Back in my days working in The Job Which Must Not Be Named, one of my functions was to communicate and work with the company that contracted my company to do the work for them.  Ugh, it's more work to dance around the job than to just talk about the job, so I was a client services manager for a call center.  It was the job that made me realize I needed to get out of call centers and find something else that would stop eating my soul.  

It wasn't all soul devouring nastiness though.  I was pretty lucky in that I had some genuinely great clients.  And you know that I mean that because I don't work there any more, so I therefore have zero need to put on my game face and go out to another steak dinner with people that I don't really care for at all when I could be at home in my bathrobe on the couch with My Lovely Wife.  Grady was on my list of clients that I looked forward to seeing and hanging out with because he appeared to be an actual human being, which was nice.

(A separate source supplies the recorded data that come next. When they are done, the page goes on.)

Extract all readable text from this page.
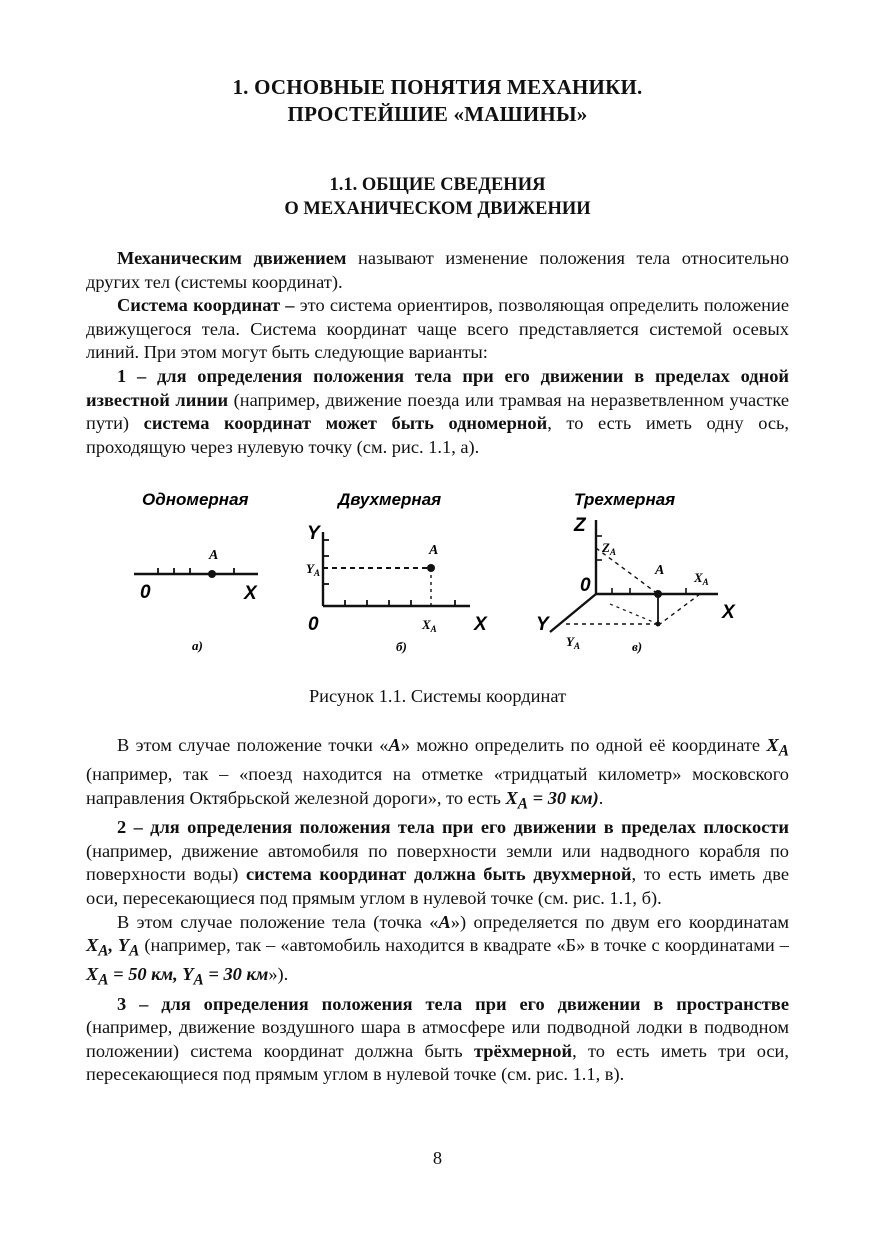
1. ОСНОВНЫЕ ПОНЯТИЯ МЕХАНИКИ.
ПРОСТЕЙШИЕ «МАШИНЫ»
1.1. ОБЩИЕ СВЕДЕНИЯ
О МЕХАНИЧЕСКОМ ДВИЖЕНИИ

Механическим движением называют изменение положения тела относительно других тел (системы координат).

Система координат – это система ориентиров, позволяющая определить положение движущегося тела. Система координат чаще всего представляется системой осевых линий. При этом могут быть следующие варианты:

1 – для определения положения тела при его движении в пределах одной известной линии (например, движение поезда или трамвая на неразветвленном участке пути) система координат может быть одномерной, то есть иметь одну ось, проходящую через нулевую точку (см. рис. 1.1, а).

Одномерная
A
0	X
а)
Двухмерная
A
$Y_A$
Y
0	$X_A$ X
б)
Трехмерная
A
Z
$Z_A$
0	$X_A$
X
Y
$Y_A$	в)
Рисунок 1.1. Системы координат

В этом случае положение точки «A» можно определить по одной её координате $X_A$ (например, так – «поезд находится на отметке «тридцатый километр» московского направления Октябрьской железной дороги», то есть $X_A = 30$ км).

2 – для определения положения тела при его движении в пределах плоскости (например, движение автомобиля по поверхности земли или надводного корабля по поверхности воды) система координат должна быть двухмерной, то есть иметь две оси, пересекающиеся под прямым углом в нулевой точке (см. рис. 1.1, б).

В этом случае положение тела (точка «A») определяется по двум его координатам $X_A$, $Y_A$ (например, так – «автомобиль находится в квадрате «Б» в точке с координатами – $X_A = 50$ км, $Y_A = 30$ км»).

3 – для определения положения тела при его движении в пространстве (например, движение воздушного шара в атмосфере или подводной лодки в подводном положении) система координат должна быть трёхмерной, то есть иметь три оси, пересекающиеся под прямым углом в нулевой точке (см. рис. 1.1, в).

8
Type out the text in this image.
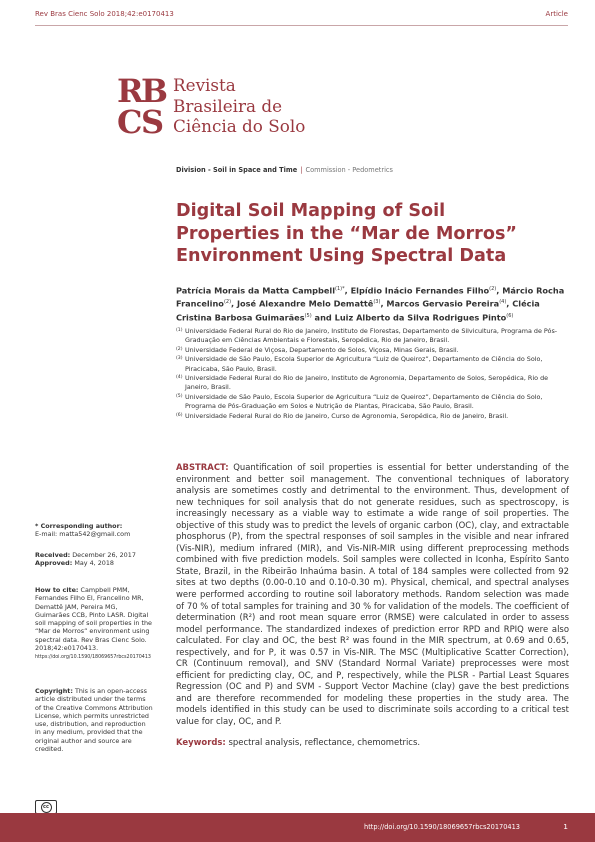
Rev Bras Cienc Solo 2018;42:e0170413	Article
R
B
C
S
Revista
Brasileira de
Ciência do Solo
Division - Soil in Space and Time | Commission - Pedometrics
Digital Soil Mapping of Soil
Properties in the “Mar de Morros”
Environment Using Spectral Data
Patrícia Morais da Matta Campbell$^{(1)*}$, Elpídio Inácio Fernandes Filho$^{(2)}$, Márcio Rocha Francelino$^{(2)}$, José Alexandre Melo Demattê$^{(3)}$, Marcos Gervasio Pereira$^{(4)}$, Clécia Cristina Barbosa Guimarães$^{(5)}$ and Luiz Alberto da Silva Rodrigues Pinto$^{(6)}$
(1) Universidade Federal Rural do Rio de Janeiro, Instituto de Florestas, Departamento de Silvicultura, Programa de Pós-Graduação em Ciências Ambientais e Florestais, Seropédica, Rio de Janeiro, Brasil.
(2) Universidade Federal de Viçosa, Departamento de Solos, Viçosa, Minas Gerais, Brasil.
(3) Universidade de São Paulo, Escola Superior de Agricultura “Luiz de Queiroz”, Departamento de Ciência do Solo, Piracicaba, São Paulo, Brasil.
(4) Universidade Federal Rural do Rio de Janeiro, Instituto de Agronomia, Departamento de Solos, Seropédica, Rio de Janeiro, Brasil.
(5) Universidade de São Paulo, Escola Superior de Agricultura “Luiz de Queiroz”, Departamento de Ciência do Solo, Programa de Pós-Graduação em Solos e Nutrição de Plantas, Piracicaba, São Paulo, Brasil.
(6) Universidade Federal Rural do Rio de Janeiro, Curso de Agronomia, Seropédica, Rio de Janeiro, Brasil.
* Corresponding author:
E-mail: matta542@gmail.com
Received: December 26, 2017
Approved: May 4, 2018
How to cite: Campbell PMM, Fernandes Filho EI, Francelino MR, Demattê JAM, Pereira MG, Guimarães CCB, Pinto LASR. Digital soil mapping of soil properties in the “Mar de Morros” environment using spectral data. Rev Bras Cienc Solo. 2018;42:e0170413.
https://doi.org/10.1590/18069657rbcs20170413
Copyright: This is an open-access article distributed under the terms of the Creative Commons Attribution License, which permits unrestricted use, distribution, and reproduction in any medium, provided that the original author and source are credited.
cc
ABSTRACT: Quantification of soil properties is essential for better understanding of the environment and better soil management. The conventional techniques of laboratory analysis are sometimes costly and detrimental to the environment. Thus, development of new techniques for soil analysis that do not generate residues, such as spectroscopy, is increasingly necessary as a viable way to estimate a wide range of soil properties. The objective of this study was to predict the levels of organic carbon (OC), clay, and extractable phosphorus (P), from the spectral responses of soil samples in the visible and near infrared (Vis-NIR), medium infrared (MIR), and Vis-NIR-MIR using different preprocessing methods combined with five prediction models. Soil samples were collected in Iconha, Espírito Santo State, Brazil, in the Ribeirão Inhaúma basin. A total of 184 samples were collected from 92 sites at two depths (0.00-0.10 and 0.10-0.30 m). Physical, chemical, and spectral analyses were performed according to routine soil laboratory methods. Random selection was made of 70 % of total samples for training and 30 % for validation of the models. The coefficient of determination (R²) and root mean square error (RMSE) were calculated in order to assess model performance. The standardized indexes of prediction error RPD and RPIQ were also calculated. For clay and OC, the best R² was found in the MIR spectrum, at 0.69 and 0.65, respectively, and for P, it was 0.57 in Vis-NIR. The MSC (Multiplicative Scatter Correction), CR (Continuum removal), and SNV (Standard Normal Variate) preprocesses were most efficient for predicting clay, OC, and P, respectively, while the PLSR - Partial Least Squares Regression (OC and P) and SVM - Support Vector Machine (clay) gave the best predictions and are therefore recommended for modeling these properties in the study area. The models identified in this study can be used to discriminate soils according to a critical test value for clay, OC, and P.
Keywords: spectral analysis, reflectance, chemometrics.
http://doi.org/10.1590/18069657rbcs20170413	1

Well, Grady has also moved on to other pastures since I last saw him and he's started a blog talking about his experiences trying to figure out what the heck kind of pasture he's found himself in (but there is other stuff in there too).  A warning to my mom: he uses some rather colourful language (or, I guess that would be "colorful" since he's American), so don't go clicking over to it if you feel like you might get easily offended.  Or do go ahead and click over to it.  What am I, the click police?  You're an adult, make a choice.  Oh, I hope you're an adult.  If you're a child, you definitely didn't hear about this site from me but go ahead and click and you might learn a few new words.

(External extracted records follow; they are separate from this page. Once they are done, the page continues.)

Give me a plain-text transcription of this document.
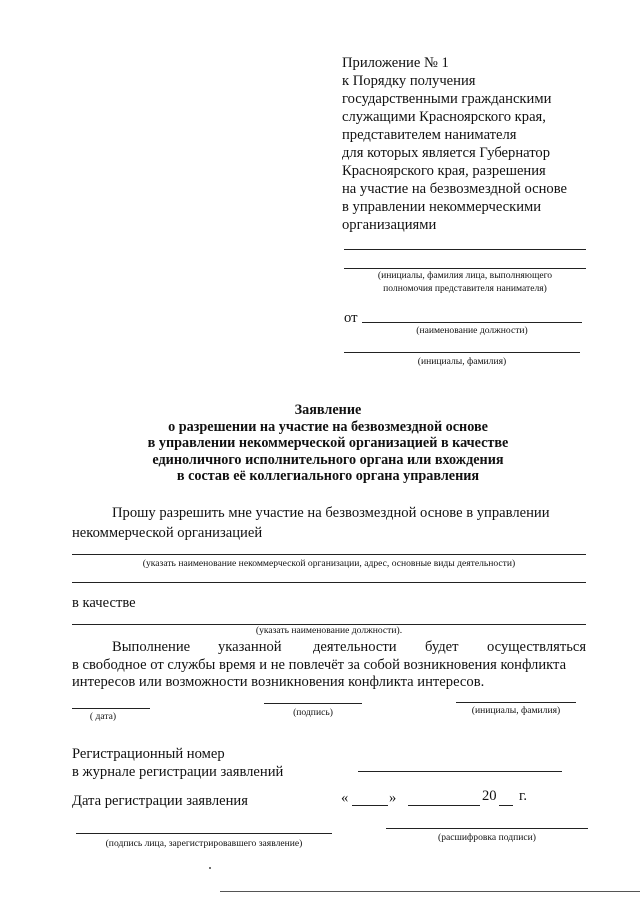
Приложение № 1
к Порядку получения
государственными гражданскими
служащими Красноярского края,
представителем нанимателя
для которых является Губернатор
Красноярского края, разрешения
на участие на безвозмездной основе
в управлении некоммерческими
организациями
(инициалы, фамилия лица, выполняющего
полномочия представителя нанимателя)
от
(наименование должности)
(инициалы, фамилия)
Заявление
о разрешении на участие на безвозмездной основе
в управлении некоммерческой организацией в качестве
единоличного исполнительного органа или вхождения
в состав её коллегиального органа управления
Прошу разрешить мне участие на безвозмездной основе в управлении
некоммерческой организацией
(указать наименование некоммерческой организации, адрес, основные виды деятельности)
в качестве
(указать наименование должности).
Выполнение указанной деятельности будет осуществляться
в свободное от службы время и не повлечёт за собой возникновения конфликта
интересов или возможности возникновения конфликта интересов.
( дата)	(подпись)	(инициалы, фамилия)
Регистрационный номер
в журнале регистрации заявлений
Дата регистрации заявления	«	»	20 г.
(подпись лица, зарегистрировавшего заявление)
(расшифровка подписи)
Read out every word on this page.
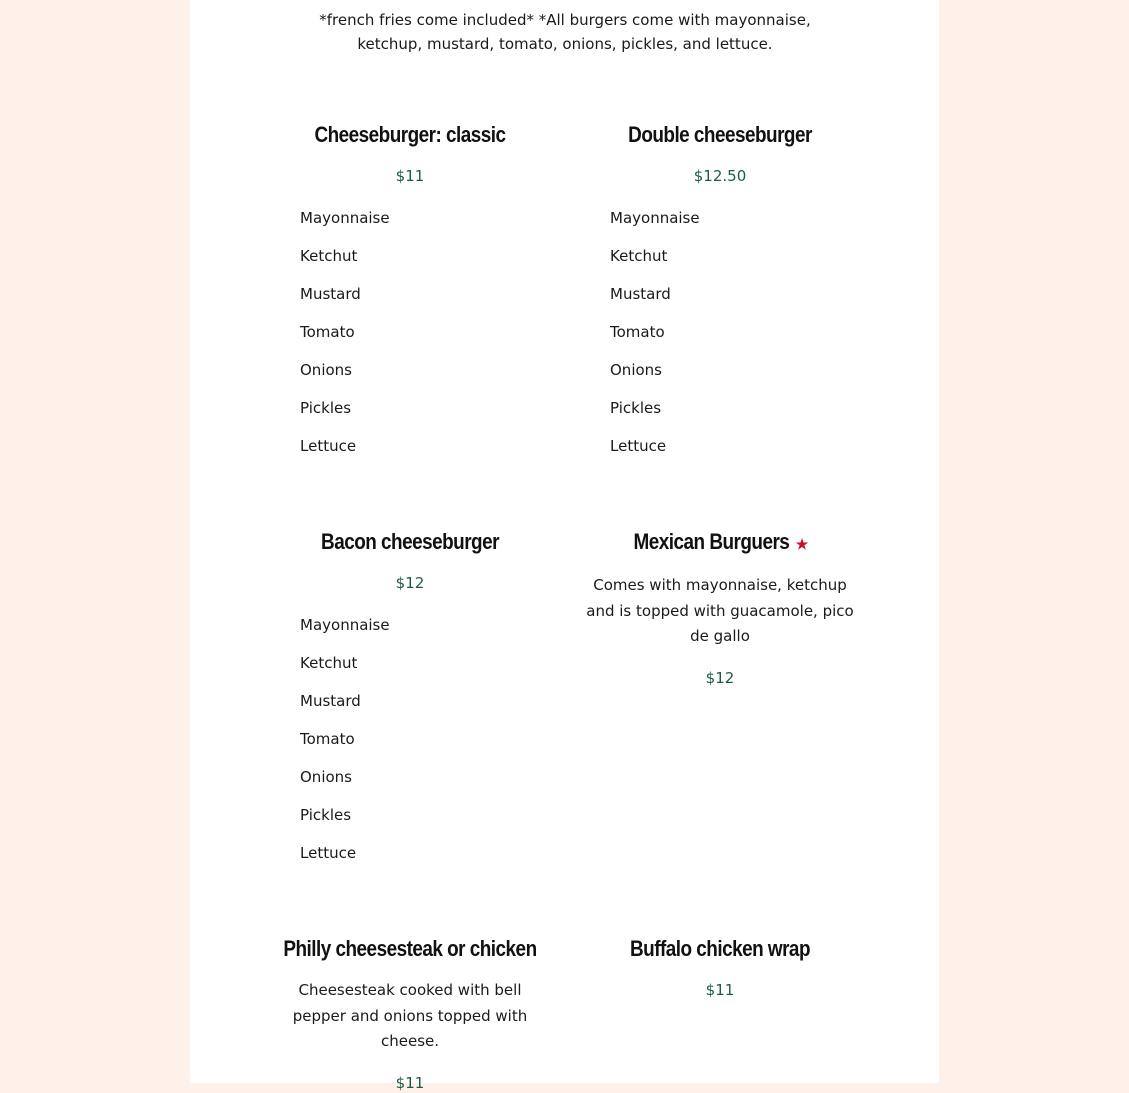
*french fries come included* *All burgers come with mayonnaise, ketchup, mustard, tomato, onions, pickles, and lettuce.
Cheeseburger: classic
$11
Mayonnaise
Ketchut
Mustard
Tomato
Onions
Pickles
Lettuce
Double cheeseburger
$12.50
Mayonnaise
Ketchut
Mustard
Tomato
Onions
Pickles
Lettuce
Bacon cheeseburger
$12
Mayonnaise
Ketchut
Mustard
Tomato
Onions
Pickles
Lettuce
Mexican Burguers ★
Comes with mayonnaise, ketchup and is topped with guacamole, pico de gallo
$12
Philly cheesesteak or chicken
Cheesesteak cooked with bell pepper and onions topped with cheese.
$11
Buffalo chicken wrap
$11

Check him out at 42 shades of grady and tell him that I sent you his way.  

Tuesday, June 17, 2014

Father's Day

At some point along the way, I stopped being me and I became Daddy.  Sorry, check that.  I stopped being "me" and I became "Daddy".

I used to think that people who referred to themselves in the third person were out of their heads (actually, that's almost literally what that means now that I think about it).  Now, I find that I am referring to myself in the third person as "Daddy" more and more often.  The same thing is happening to My Lovely Wife, who asked me to hand her something by saying "Pass that to Mommy".  

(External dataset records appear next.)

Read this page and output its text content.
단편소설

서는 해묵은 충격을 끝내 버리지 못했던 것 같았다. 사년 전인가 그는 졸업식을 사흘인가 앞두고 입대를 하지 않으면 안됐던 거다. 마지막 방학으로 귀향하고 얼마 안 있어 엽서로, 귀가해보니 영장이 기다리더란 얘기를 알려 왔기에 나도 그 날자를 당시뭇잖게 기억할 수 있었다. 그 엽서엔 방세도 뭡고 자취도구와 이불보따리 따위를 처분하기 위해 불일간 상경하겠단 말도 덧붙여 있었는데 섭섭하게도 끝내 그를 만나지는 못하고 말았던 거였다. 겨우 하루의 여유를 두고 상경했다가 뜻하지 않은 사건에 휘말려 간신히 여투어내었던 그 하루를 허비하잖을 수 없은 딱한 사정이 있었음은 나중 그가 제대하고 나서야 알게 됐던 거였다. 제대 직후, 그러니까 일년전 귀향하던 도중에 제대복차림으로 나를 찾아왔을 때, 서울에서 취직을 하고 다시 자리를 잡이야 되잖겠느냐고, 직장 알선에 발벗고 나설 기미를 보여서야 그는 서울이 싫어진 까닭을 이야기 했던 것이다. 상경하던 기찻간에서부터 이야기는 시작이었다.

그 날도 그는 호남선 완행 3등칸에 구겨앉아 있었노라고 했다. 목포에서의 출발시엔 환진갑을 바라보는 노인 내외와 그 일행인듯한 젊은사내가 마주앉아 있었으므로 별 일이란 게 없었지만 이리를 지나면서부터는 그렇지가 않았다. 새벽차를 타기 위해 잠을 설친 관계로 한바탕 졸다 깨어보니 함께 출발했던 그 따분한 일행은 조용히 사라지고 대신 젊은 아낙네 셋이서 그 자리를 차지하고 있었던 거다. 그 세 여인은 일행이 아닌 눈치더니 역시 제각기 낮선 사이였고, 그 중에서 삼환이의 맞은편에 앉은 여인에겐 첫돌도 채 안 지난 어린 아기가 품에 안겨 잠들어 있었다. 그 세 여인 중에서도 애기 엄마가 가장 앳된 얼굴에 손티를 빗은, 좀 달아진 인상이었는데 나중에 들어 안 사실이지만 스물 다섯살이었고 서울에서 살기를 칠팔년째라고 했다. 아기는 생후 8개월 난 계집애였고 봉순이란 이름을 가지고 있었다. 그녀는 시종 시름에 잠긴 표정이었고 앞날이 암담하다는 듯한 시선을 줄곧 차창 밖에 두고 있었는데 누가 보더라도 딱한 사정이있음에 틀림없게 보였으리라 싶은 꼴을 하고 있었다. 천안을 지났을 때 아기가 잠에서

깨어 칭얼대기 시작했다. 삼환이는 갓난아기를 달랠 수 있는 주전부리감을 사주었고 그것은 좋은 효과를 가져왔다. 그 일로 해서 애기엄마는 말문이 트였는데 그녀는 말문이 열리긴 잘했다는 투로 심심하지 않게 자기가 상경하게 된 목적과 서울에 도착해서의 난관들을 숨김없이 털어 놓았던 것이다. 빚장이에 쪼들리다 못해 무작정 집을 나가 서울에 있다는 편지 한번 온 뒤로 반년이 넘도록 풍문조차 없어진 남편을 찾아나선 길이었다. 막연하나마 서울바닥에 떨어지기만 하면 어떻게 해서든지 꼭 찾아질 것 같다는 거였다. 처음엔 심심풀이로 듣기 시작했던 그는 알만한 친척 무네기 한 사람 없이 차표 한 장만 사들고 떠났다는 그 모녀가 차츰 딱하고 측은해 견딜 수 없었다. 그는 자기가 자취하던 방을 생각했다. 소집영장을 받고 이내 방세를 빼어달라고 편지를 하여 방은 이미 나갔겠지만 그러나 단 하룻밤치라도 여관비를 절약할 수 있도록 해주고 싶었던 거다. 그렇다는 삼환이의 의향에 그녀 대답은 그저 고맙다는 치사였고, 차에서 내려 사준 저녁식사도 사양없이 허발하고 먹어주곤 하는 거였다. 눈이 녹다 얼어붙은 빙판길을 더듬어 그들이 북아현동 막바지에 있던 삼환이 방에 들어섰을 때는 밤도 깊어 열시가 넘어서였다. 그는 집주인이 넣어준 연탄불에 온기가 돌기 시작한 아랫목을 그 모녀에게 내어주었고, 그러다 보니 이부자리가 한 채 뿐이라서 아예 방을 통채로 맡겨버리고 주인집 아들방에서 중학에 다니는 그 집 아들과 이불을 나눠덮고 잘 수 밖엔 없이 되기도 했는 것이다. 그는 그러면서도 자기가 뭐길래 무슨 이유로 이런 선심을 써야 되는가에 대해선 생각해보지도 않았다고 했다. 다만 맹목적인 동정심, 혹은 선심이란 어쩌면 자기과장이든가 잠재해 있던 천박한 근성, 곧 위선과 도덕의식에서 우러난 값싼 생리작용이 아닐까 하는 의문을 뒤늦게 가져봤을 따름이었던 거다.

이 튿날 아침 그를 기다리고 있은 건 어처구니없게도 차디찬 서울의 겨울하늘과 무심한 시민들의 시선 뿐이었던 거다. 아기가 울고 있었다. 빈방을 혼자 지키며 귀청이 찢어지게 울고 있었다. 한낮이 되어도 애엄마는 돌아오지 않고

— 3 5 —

I assume that this is something that happens to all parents, but I never thought it would happen to me.  Just like I never thought I'd own an SUV or cancel my HD channels and downgrade my Fibre Op internet speed to save a few extra bucks here and there, yet here Daddy is.

Okay, it sounds creepy when you just write it on the internet like that.  

This was my first experience with Father's Day, and it was an amazing day.  I got brunch made for me, a giant lasagna dinner, a card... I even got to sleep in until 6:30 AM, but I woke up before that anyway and just enjoyed being in bed and not changing a diaper.  It was magical.  It also means that I need to step my game up for Mother's Day next year.  

RG celebrated her first week at day care by getting a big ol' case of the snots.  I have the day off tomorrow, and we were going to go out for lunch and do some errands and then maybe take a nap.  Instead, tomorrow we go to the doctor to see if it's actually pink eye that she has.  I have come down with some kind of weird stomach bug that I also blame on her day care exposure, even though she doesn't have anything close to the same symptoms.  I just heard that blaming the day care for all the sickness you experience is the thing to do once you become a parent.  

And on that note, Daddy's stomach just churned so he's got to go.  

Yep, it officially sounds creepy on the internet.